【復帰50年】8千人の反対デモのなか始まった自衛隊の沖縄駐屯

 
那覇到着の臨時第一混成群を花束で迎える

 今年5月、沖縄は本土復帰から50年の節目を迎えます。「アメリカ世」から「ヤマト世」への世替わりで沖縄振興計画がスタートし巨額の予算が投下されてきました。交通インフラをはじめ社会資本の整備が格段に進んだ一方で、格差や貧困、失業といった課題も残されたままです。

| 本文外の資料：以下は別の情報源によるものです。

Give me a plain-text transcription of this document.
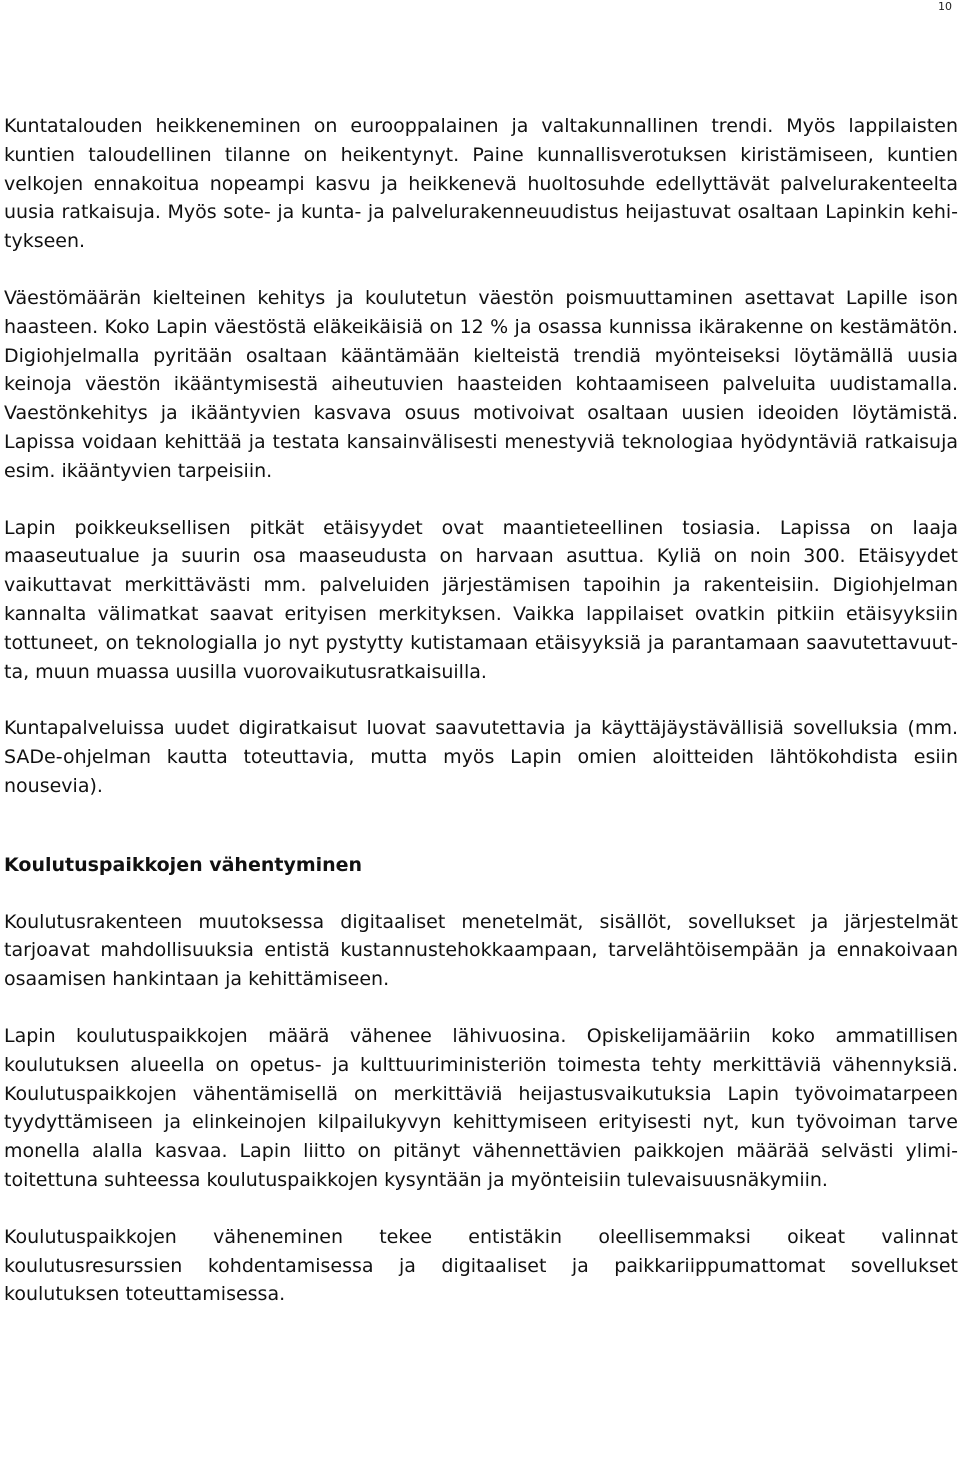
10

Kuntatalouden heikkeneminen on eurooppalainen ja valtakunnallinen trendi. Myös lappilaisten kuntien taloudellinen tilanne on heikentynyt. Paine kunnallisverotuksen kiristämiseen, kuntien velkojen ennakoitua nopeampi kasvu ja heikkenevä huoltosuhde edellyttävät palvelurakenteelta uusia ratkaisuja. Myös sote- ja kunta- ja palvelurakenneuudistus heijastuvat osaltaan Lapinkin kehitykseen.

Väestömäärän kielteinen kehitys ja koulutetun väestön poismuuttaminen asettavat Lapille ison haasteen. Koko Lapin väestöstä eläkeikäisiä on 12 % ja osassa kunnissa ikärakenne on kestämätön. Digiohjelmalla pyritään osaltaan kääntämään kielteistä trendiä myönteiseksi löytämällä uusia keinoja väestön ikääntymisestä aiheutuvien haasteiden kohtaamiseen palveluita uudistamalla. Vaestönkehitys ja ikääntyvien kasvava osuus motivoivat osaltaan uusien ideoiden löytämistä. Lapissa voidaan kehittää ja testata kansainvälisesti menestyviä teknologiaa hyödyntäviä ratkaisuja esim. ikääntyvien tarpeisiin.

Lapin poikkeuksellisen pitkät etäisyydet ovat maantieteellinen tosiasia. Lapissa on laaja maaseutualue ja suurin osa maaseudusta on harvaan asuttua. Kyliä on noin 300. Etäisyydet vaikuttavat merkittävästi mm. palveluiden järjestämisen tapoihin ja rakenteisiin. Digiohjelman kannalta välimatkat saavat erityisen merkityksen. Vaikka lappilaiset ovatkin pitkiin etäisyyksiin tottuneet, on teknologialla jo nyt pystytty kutistamaan etäisyyksiä ja parantamaan saavutettavuutta, muun muassa uusilla vuorovaikutusratkaisuilla.

Kuntapalveluissa uudet digiratkaisut luovat saavutettavia ja käyttäjäystävällisiä sovelluksia (mm. SADe-ohjelman kautta toteuttavia, mutta myös Lapin omien aloitteiden lähtökohdista esiin nousevia).

Koulutuspaikkojen vähentyminen

Koulutusrakenteen muutoksessa digitaaliset menetelmät, sisällöt, sovellukset ja järjestelmät tarjoavat mahdollisuuksia entistä kustannustehokkaampaan, tarvelähtöisempään ja ennakoivaan osaamisen hankintaan ja kehittämiseen.

Lapin koulutuspaikkojen määrä vähenee lähivuosina. Opiskelijamääriin koko ammatillisen koulutuksen alueella on opetus- ja kulttuuriministeriön toimesta tehty merkittäviä vähennyksiä. Koulutuspaikkojen vähentämisellä on merkittäviä heijastusvaikutuksia Lapin työvoimatarpeen tyydyttämiseen ja elinkeinojen kilpailukyvyn kehittymiseen erityisesti nyt, kun työvoiman tarve monella alalla kasvaa. Lapin liitto on pitänyt vähennettävien paikkojen määrää selvästi ylimitoitettuna suhteessa koulutuspaikkojen kysyntään ja myönteisiin tulevaisuusnäkymiin.

Koulutuspaikkojen väheneminen tekee entistäkin oleellisemmaksi oikeat valinnat koulutusresurssien kohdentamisessa ja digitaaliset ja paikkariippumattomat sovellukset koulutuksen toteuttamisessa.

年間に1000万人が訪れる国内有数の観光地でありながら広大な米軍基地が返還されないまま残されています。
 HUB沖縄では様々なエピソードでこの50年を振り返り、何が変わり、何が変わらぬままなのか、考えていきます。第1回目は復帰に伴って始まった自衛隊の沖縄への駐屯です。

頼みの綱は、電々公社の専用線一本だけ

 <昭和四十七年十月六日!この日は、私にとって終生忘れることができない日である。群主力第一陣の約百名を指揮して、沖縄移駐の第一歩を印したのが、十月四日、それから、中一日おいての十月六日、那覇駐屯地に対して、約八千名のデモを受けた。>

 1972年の沖縄の本土復帰にともない、10月から自衛隊の移駐が始まった。沖縄初の陸上自衛隊部隊となる臨時第一混成群で初代群長となったのは、桑江良逢氏。首里の出身で、戦前に陸軍士官学校を出て、戦後は陸上自衛隊に入隊、北海道で連隊長などの経験を持つ。沖縄出身であることから抜擢された。
 回想録『幾山河 沖縄自衛隊』のなかで、移駐3日目にして経験した大規模デモのことを詳しく記している。

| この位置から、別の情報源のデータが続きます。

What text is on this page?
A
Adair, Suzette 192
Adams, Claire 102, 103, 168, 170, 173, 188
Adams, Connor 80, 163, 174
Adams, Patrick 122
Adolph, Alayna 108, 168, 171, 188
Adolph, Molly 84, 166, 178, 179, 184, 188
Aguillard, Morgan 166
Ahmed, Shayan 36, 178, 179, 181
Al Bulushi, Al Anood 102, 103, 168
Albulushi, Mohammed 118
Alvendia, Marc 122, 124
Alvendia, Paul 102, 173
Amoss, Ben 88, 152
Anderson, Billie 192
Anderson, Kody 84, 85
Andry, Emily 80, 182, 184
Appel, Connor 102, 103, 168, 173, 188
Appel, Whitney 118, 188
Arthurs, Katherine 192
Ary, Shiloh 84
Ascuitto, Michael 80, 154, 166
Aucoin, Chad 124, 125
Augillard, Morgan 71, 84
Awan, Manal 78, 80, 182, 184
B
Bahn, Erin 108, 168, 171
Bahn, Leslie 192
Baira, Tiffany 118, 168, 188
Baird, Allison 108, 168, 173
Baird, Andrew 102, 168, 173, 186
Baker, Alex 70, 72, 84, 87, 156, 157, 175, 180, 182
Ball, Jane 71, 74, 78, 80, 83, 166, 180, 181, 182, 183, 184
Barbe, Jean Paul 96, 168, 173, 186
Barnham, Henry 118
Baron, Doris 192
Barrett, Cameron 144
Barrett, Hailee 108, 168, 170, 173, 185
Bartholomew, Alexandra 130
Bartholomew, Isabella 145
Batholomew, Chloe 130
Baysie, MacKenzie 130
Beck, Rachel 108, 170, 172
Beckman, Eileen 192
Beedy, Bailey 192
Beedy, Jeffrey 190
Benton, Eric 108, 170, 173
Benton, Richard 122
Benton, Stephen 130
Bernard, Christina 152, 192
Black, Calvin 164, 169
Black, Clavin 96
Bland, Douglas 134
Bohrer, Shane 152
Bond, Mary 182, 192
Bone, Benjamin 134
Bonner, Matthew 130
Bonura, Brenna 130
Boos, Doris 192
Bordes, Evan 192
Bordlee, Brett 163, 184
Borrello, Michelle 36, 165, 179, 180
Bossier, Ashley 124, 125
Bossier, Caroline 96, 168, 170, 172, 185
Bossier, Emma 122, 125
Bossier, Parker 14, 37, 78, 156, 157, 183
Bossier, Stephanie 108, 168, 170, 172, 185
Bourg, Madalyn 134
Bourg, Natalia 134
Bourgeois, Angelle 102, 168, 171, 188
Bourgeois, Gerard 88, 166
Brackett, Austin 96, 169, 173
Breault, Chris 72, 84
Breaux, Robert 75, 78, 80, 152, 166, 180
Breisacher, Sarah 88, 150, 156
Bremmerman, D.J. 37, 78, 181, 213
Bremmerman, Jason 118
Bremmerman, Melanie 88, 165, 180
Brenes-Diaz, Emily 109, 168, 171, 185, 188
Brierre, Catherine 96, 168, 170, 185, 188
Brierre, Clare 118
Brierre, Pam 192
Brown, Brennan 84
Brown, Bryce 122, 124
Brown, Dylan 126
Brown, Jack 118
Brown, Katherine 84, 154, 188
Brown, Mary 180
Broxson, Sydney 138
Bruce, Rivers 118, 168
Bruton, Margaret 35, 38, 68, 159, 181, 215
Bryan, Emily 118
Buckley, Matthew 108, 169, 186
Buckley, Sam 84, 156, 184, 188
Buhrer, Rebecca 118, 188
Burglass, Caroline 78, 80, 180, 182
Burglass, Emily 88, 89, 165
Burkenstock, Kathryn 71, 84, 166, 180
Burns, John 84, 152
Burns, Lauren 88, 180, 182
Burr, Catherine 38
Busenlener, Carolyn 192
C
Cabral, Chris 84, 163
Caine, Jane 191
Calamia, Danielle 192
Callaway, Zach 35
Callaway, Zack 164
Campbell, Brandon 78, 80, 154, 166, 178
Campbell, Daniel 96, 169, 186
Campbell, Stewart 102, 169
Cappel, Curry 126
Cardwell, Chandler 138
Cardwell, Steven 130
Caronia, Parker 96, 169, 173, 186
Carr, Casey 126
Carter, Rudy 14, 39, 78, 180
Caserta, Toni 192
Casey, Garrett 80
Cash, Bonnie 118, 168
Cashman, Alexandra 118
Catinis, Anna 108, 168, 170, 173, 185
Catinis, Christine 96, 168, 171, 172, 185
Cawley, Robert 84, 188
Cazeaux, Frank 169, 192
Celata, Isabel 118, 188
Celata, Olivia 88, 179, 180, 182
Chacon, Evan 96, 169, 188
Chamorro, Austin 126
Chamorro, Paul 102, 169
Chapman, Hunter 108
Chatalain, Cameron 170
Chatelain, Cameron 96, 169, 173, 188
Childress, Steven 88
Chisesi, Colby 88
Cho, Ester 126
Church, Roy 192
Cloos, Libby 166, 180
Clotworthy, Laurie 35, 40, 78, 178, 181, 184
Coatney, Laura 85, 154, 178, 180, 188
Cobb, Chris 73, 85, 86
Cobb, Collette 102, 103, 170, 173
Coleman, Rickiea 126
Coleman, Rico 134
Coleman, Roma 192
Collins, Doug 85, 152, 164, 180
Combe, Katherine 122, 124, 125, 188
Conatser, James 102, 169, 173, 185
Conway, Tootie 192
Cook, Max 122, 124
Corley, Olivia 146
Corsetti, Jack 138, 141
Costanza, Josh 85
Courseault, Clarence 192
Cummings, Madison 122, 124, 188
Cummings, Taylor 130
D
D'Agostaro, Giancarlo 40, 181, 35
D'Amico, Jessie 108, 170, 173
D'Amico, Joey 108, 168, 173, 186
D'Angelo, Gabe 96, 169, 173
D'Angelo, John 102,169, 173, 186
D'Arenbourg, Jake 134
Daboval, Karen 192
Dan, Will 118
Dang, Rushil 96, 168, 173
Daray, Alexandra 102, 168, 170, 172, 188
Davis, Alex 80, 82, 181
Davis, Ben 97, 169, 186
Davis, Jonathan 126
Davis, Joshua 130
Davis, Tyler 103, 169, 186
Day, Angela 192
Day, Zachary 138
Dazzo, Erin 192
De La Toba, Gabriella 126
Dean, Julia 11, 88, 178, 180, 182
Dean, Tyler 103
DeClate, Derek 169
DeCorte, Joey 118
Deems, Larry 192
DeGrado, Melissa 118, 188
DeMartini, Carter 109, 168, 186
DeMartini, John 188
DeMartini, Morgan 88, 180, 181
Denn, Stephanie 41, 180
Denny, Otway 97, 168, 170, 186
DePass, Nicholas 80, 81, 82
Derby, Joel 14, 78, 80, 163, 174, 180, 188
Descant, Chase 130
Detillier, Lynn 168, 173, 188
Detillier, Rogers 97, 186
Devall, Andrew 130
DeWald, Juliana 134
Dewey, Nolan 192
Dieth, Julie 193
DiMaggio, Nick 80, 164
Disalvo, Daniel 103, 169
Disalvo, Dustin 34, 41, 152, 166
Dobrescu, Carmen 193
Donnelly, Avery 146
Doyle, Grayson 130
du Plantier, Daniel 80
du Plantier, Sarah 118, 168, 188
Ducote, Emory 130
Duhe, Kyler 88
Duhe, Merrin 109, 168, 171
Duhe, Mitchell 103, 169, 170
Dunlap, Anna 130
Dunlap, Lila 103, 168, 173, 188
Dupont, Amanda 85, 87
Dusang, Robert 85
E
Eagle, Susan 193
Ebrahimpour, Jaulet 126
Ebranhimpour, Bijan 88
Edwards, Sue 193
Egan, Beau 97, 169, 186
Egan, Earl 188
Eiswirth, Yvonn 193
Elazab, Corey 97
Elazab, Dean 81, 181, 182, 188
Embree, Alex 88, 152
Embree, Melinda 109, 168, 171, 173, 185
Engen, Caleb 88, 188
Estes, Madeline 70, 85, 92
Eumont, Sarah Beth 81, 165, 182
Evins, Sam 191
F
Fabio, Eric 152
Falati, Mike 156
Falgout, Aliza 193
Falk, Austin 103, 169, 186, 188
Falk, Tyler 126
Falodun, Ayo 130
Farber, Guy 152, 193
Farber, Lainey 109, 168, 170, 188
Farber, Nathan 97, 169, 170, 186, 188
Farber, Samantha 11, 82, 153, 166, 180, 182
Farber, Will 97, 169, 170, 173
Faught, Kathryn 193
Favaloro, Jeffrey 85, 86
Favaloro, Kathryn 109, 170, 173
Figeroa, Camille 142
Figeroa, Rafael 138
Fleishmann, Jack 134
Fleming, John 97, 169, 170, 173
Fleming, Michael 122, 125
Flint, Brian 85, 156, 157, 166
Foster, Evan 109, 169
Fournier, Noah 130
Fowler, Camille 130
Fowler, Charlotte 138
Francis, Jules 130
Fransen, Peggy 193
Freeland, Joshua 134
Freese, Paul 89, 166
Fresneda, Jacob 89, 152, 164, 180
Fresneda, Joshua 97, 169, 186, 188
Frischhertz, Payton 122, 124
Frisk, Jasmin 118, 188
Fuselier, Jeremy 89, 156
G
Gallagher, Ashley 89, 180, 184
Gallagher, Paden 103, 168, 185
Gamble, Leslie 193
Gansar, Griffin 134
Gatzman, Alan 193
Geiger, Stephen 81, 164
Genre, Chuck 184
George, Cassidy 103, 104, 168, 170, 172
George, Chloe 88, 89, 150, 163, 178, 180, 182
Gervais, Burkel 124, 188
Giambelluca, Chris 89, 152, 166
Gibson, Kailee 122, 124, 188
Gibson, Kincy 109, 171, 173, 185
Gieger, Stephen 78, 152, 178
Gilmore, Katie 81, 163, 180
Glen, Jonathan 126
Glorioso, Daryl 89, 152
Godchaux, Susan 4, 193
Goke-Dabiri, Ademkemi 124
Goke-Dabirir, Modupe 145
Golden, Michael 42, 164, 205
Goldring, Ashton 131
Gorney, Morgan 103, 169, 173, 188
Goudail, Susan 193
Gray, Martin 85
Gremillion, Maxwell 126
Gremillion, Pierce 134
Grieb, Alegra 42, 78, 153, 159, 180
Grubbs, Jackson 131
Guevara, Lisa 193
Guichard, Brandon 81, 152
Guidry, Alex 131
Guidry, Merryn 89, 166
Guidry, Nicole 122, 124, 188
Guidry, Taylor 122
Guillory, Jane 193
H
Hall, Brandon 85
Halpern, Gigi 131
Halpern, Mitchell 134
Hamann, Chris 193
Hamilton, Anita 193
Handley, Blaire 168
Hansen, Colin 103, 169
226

 <いくら身体強健、体力旺盛な自衛官でも、妥当なところ、せいぜい三倍ぐらいが限度ではなかろうか。それが、なんと約十倍余である。こちらとしては手も足も出ない。最悪の場合は、本館に立てこもろうと決心した。(中略)沖縄の場合、数時間はおろか、数日たっても、増援部隊が来着するかどうか、あてにならない。おまけに、「我等かく戦いつつあり」と、状況を熊本の方面総監に報告しようにも、無線は距離的に通じない。唯一の頼みの綱は、電々公社の専用線一本だけであるが、これもいつ切られるかわからない>

 この時のデモは駐屯地の正門前で2、3時間集会が開かれただけで終わったが、凄惨な沖縄戦を強いられた沖縄では、旧日本軍のイメージで捉えられた自衛隊に対する県民感情は深刻だった。桑江氏も前掲書のなかでデモ隊から「日本軍帰れ!」とのシュプレヒコールを浴びたと記している。

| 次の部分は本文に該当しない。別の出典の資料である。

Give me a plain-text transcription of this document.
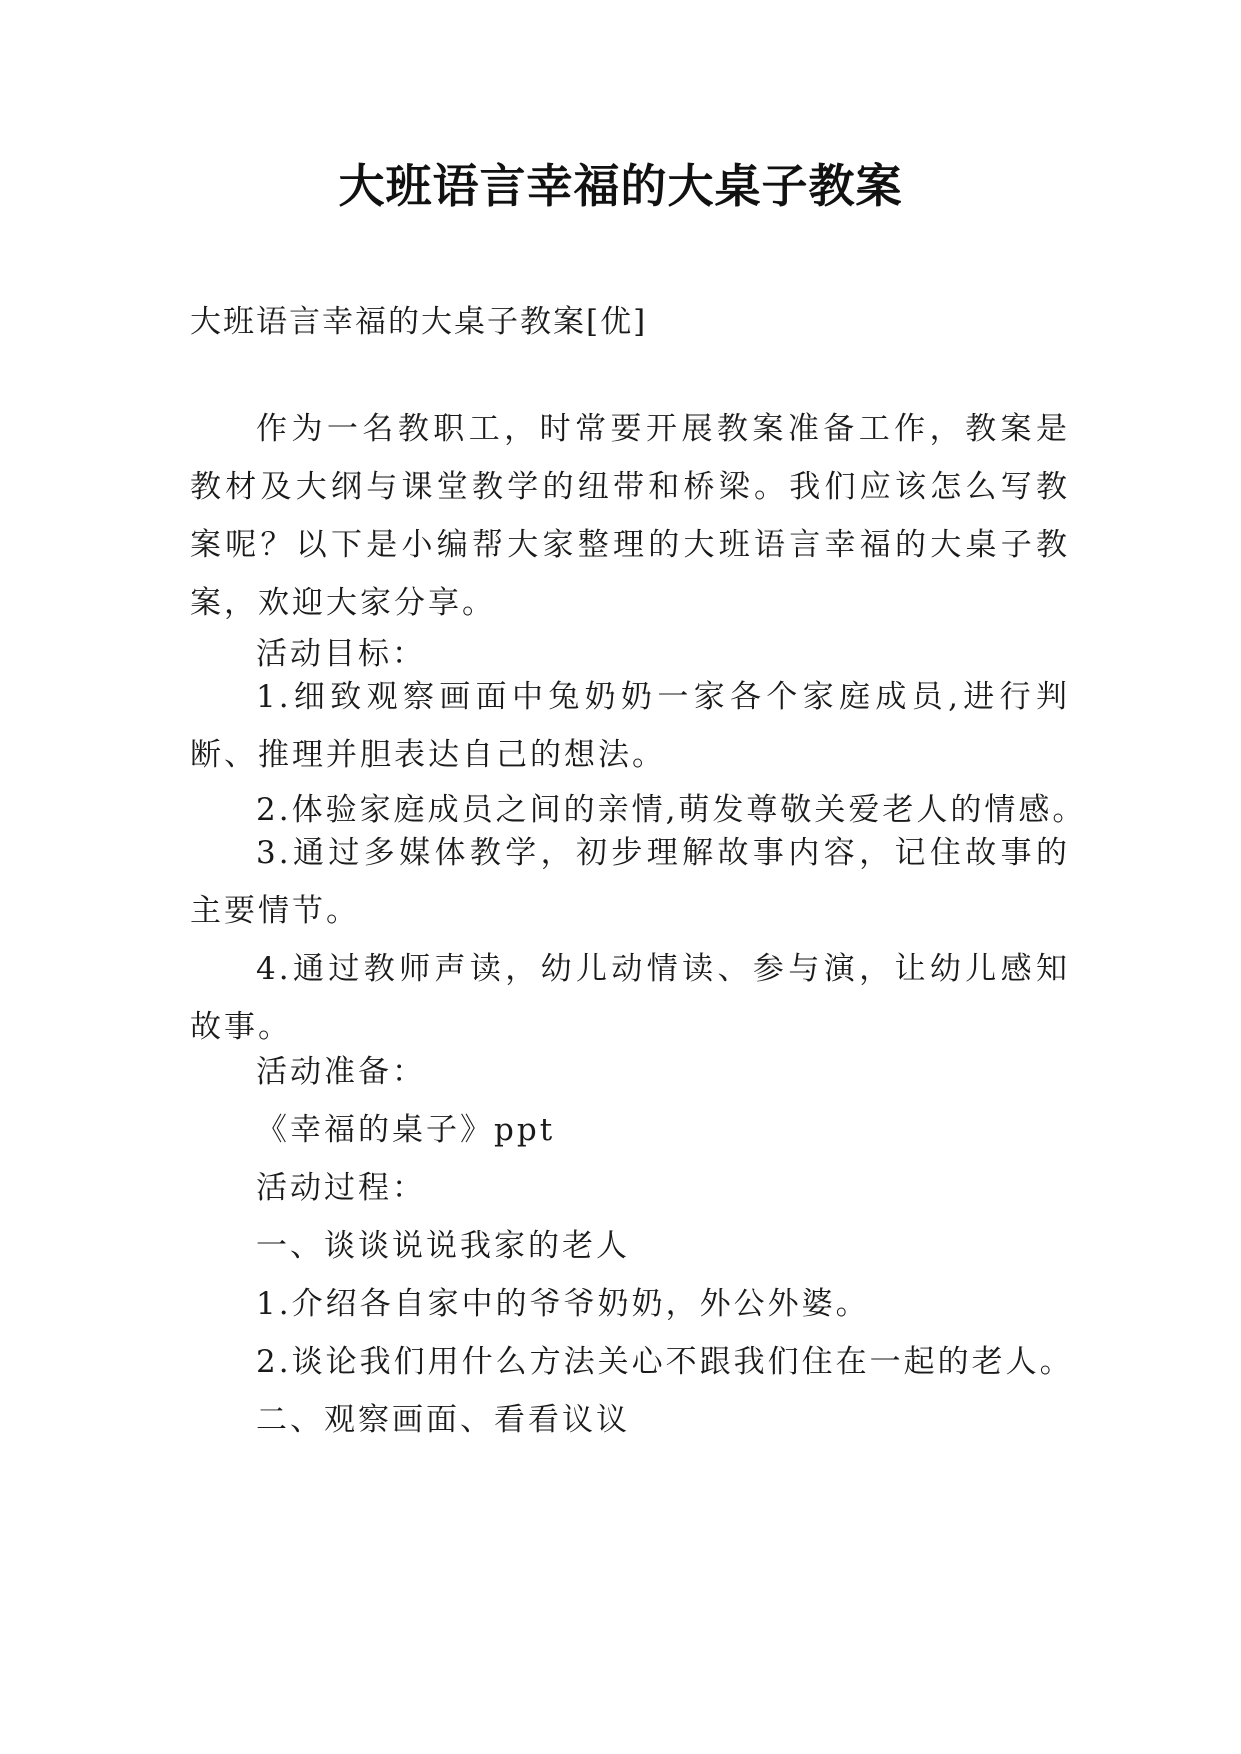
大班语言幸福的大桌子教案
大班语言幸福的大桌子教案[优]

作为一名教职工，时常要开展教案准备工作，教案是教材及大纲与课堂教学的纽带和桥梁。我们应该怎么写教案呢？以下是小编帮大家整理的大班语言幸福的大桌子教案，欢迎大家分享。

活动目标：

1.细致观察画面中兔奶奶一家各个家庭成员,进行判断、推理并胆表达自己的想法。

2.体验家庭成员之间的亲情,萌发尊敬关爱老人的情感。

3.通过多媒体教学，初步理解故事内容，记住故事的主要情节。

4.通过教师声读，幼儿动情读、参与演，让幼儿感知故事。

活动准备：

《幸福的桌子》ppt

活动过程：

一、谈谈说说我家的老人

1.介绍各自家中的爷爷奶奶，外公外婆。

2.谈论我们用什么方法关心不跟我们住在一起的老人。

二、观察画面、看看议议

 自衛隊に対する厳しい反応はさらに続く。自治体による自衛官の住民登録の拒否に始まり、子弟の入学や成人への式参加、ゴミ収集、さらには電話交換まで拒否された。官舎の整備が追いつかず民間アパートに入居する隊員も多かったが、家主に入居を拒否するよう求める運動もあったという。